Всю ночь, как гексогеновые злоумышленники, мымринцы сновали по Москве и окрестностям, звонили в спящие квартиры, подсовывали, страшась собак, конверты под ворота особняков, валялись в ногах у сонных офисных охранников, чтобы утром, не позже, те передали приглашения своим боссам. Фельетониста Бунтмана, заподозрив, взял наряд милиции, а когда он стал махать редакционным удостоверением, грозя связями в ФСБ и Европейском парламенте, ему сломали ребро и посадили в обезьянник, где бедняга и встретил юбилей газеты. Не любят у нас журналистов. Собрать удалось едва четверть зала театра Ленинского комсомола. Пришлось платить съемочной группе «Новостей», чтобы не давали панораму пустых кресел, а выхватывали те места, где кучно сидели невыспавшиеся сотрудники «Мымры», кемаря под капустные куплеты «Ленкома»:
Ты меня на рассвете разбудишь, Чтоб заняться, как водится, этим, Но тотчас про меня позабудешь, «Мир и мы» на подушке заметив…Императрица эстрады Элла Злыдённая, похожая после дюжины пластических операций на пожилую куклу Барби, отказалась петь перед пустым залом: «Я стадионы собираю! Пошли вы на х!..» Однако аванс не вернула. Телеведущий Вован Пургант, приглашенный за бешеные деньги, пошутил: в зале столько свободных мест оттого, что в «Ленком» нельзя достать билеты, долго гоготал над своей шуткой, надеясь на отзыв публики, не дождался и отбыл в ночной эфир — смешить перед сном население. Приехал поздравлять министр печати, похожий на вороватого советского снабженца.

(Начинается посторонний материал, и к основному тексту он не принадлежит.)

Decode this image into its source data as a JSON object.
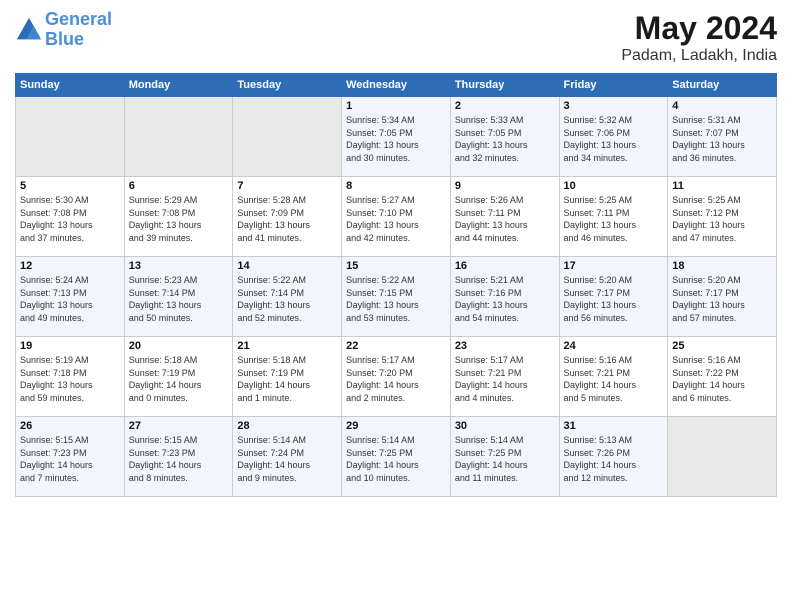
{
  "header": {
    "logo_line1": "General",
    "logo_line2": "Blue",
    "month": "May 2024",
    "location": "Padam, Ladakh, India"
  },
  "days_of_week": [
    "Sunday",
    "Monday",
    "Tuesday",
    "Wednesday",
    "Thursday",
    "Friday",
    "Saturday"
  ],
  "weeks": [
    [
      {
        "day": "",
        "info": ""
      },
      {
        "day": "",
        "info": ""
      },
      {
        "day": "",
        "info": ""
      },
      {
        "day": "1",
        "info": "Sunrise: 5:34 AM\nSunset: 7:05 PM\nDaylight: 13 hours\nand 30 minutes."
      },
      {
        "day": "2",
        "info": "Sunrise: 5:33 AM\nSunset: 7:05 PM\nDaylight: 13 hours\nand 32 minutes."
      },
      {
        "day": "3",
        "info": "Sunrise: 5:32 AM\nSunset: 7:06 PM\nDaylight: 13 hours\nand 34 minutes."
      },
      {
        "day": "4",
        "info": "Sunrise: 5:31 AM\nSunset: 7:07 PM\nDaylight: 13 hours\nand 36 minutes."
      }
    ],
    [
      {
        "day": "5",
        "info": "Sunrise: 5:30 AM\nSunset: 7:08 PM\nDaylight: 13 hours\nand 37 minutes."
      },
      {
        "day": "6",
        "info": "Sunrise: 5:29 AM\nSunset: 7:08 PM\nDaylight: 13 hours\nand 39 minutes."
      },
      {
        "day": "7",
        "info": "Sunrise: 5:28 AM\nSunset: 7:09 PM\nDaylight: 13 hours\nand 41 minutes."
      },
      {
        "day": "8",
        "info": "Sunrise: 5:27 AM\nSunset: 7:10 PM\nDaylight: 13 hours\nand 42 minutes."
      },
      {
        "day": "9",
        "info": "Sunrise: 5:26 AM\nSunset: 7:11 PM\nDaylight: 13 hours\nand 44 minutes."
      },
      {
        "day": "10",
        "info": "Sunrise: 5:25 AM\nSunset: 7:11 PM\nDaylight: 13 hours\nand 46 minutes."
      },
      {
        "day": "11",
        "info": "Sunrise: 5:25 AM\nSunset: 7:12 PM\nDaylight: 13 hours\nand 47 minutes."
      }
    ],
    [
      {
        "day": "12",
        "info": "Sunrise: 5:24 AM\nSunset: 7:13 PM\nDaylight: 13 hours\nand 49 minutes."
      },
      {
        "day": "13",
        "info": "Sunrise: 5:23 AM\nSunset: 7:14 PM\nDaylight: 13 hours\nand 50 minutes."
      },
      {
        "day": "14",
        "info": "Sunrise: 5:22 AM\nSunset: 7:14 PM\nDaylight: 13 hours\nand 52 minutes."
      },
      {
        "day": "15",
        "info": "Sunrise: 5:22 AM\nSunset: 7:15 PM\nDaylight: 13 hours\nand 53 minutes."
      },
      {
        "day": "16",
        "info": "Sunrise: 5:21 AM\nSunset: 7:16 PM\nDaylight: 13 hours\nand 54 minutes."
      },
      {
        "day": "17",
        "info": "Sunrise: 5:20 AM\nSunset: 7:17 PM\nDaylight: 13 hours\nand 56 minutes."
      },
      {
        "day": "18",
        "info": "Sunrise: 5:20 AM\nSunset: 7:17 PM\nDaylight: 13 hours\nand 57 minutes."
      }
    ],
    [
      {
        "day": "19",
        "info": "Sunrise: 5:19 AM\nSunset: 7:18 PM\nDaylight: 13 hours\nand 59 minutes."
      },
      {
        "day": "20",
        "info": "Sunrise: 5:18 AM\nSunset: 7:19 PM\nDaylight: 14 hours\nand 0 minutes."
      },
      {
        "day": "21",
        "info": "Sunrise: 5:18 AM\nSunset: 7:19 PM\nDaylight: 14 hours\nand 1 minute."
      },
      {
        "day": "22",
        "info": "Sunrise: 5:17 AM\nSunset: 7:20 PM\nDaylight: 14 hours\nand 2 minutes."
      },
      {
        "day": "23",
        "info": "Sunrise: 5:17 AM\nSunset: 7:21 PM\nDaylight: 14 hours\nand 4 minutes."
      },
      {
        "day": "24",
        "info": "Sunrise: 5:16 AM\nSunset: 7:21 PM\nDaylight: 14 hours\nand 5 minutes."
      },
      {
        "day": "25",
        "info": "Sunrise: 5:16 AM\nSunset: 7:22 PM\nDaylight: 14 hours\nand 6 minutes."
      }
    ],
    [
      {
        "day": "26",
        "info": "Sunrise: 5:15 AM\nSunset: 7:23 PM\nDaylight: 14 hours\nand 7 minutes."
      },
      {
        "day": "27",
        "info": "Sunrise: 5:15 AM\nSunset: 7:23 PM\nDaylight: 14 hours\nand 8 minutes."
      },
      {
        "day": "28",
        "info": "Sunrise: 5:14 AM\nSunset: 7:24 PM\nDaylight: 14 hours\nand 9 minutes."
      },
      {
        "day": "29",
        "info": "Sunrise: 5:14 AM\nSunset: 7:25 PM\nDaylight: 14 hours\nand 10 minutes."
      },
      {
        "day": "30",
        "info": "Sunrise: 5:14 AM\nSunset: 7:25 PM\nDaylight: 14 hours\nand 11 minutes."
      },
      {
        "day": "31",
        "info": "Sunrise: 5:13 AM\nSunset: 7:26 PM\nDaylight: 14 hours\nand 12 minutes."
      },
      {
        "day": "",
        "info": ""
      }
    ]
  ]
}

Огласив с днепропетровским выговором приветствие премьера и презрительно бросив Гене: «Мелко плаваете!», прямо из театра улетел бить китов: новая мода у богатых. Главный редактор готов был провалиться сквозь землю. Фуршетное изобилие пропало, остались даже устрицы, которые для «випов» прислал из Ниццы Кошмарик. Воспользовавшись излишками алкоголя, огорченная редакция набралась так, что ближайший номер пришлось пропустить «по техническим причинам». Одним словом, позор! И что? Заходырка смутилась, извинилась, исправилась? Ничуть. Наоборот, вела себя так, будто никакого отношения к катастрофе не имела, да еще настучала боссу, будто именно Скорятин провалил юбилей. Кажется, после этого его и лишили прямого телефонного доступа к хозяйскому уху. Невыразимая сука!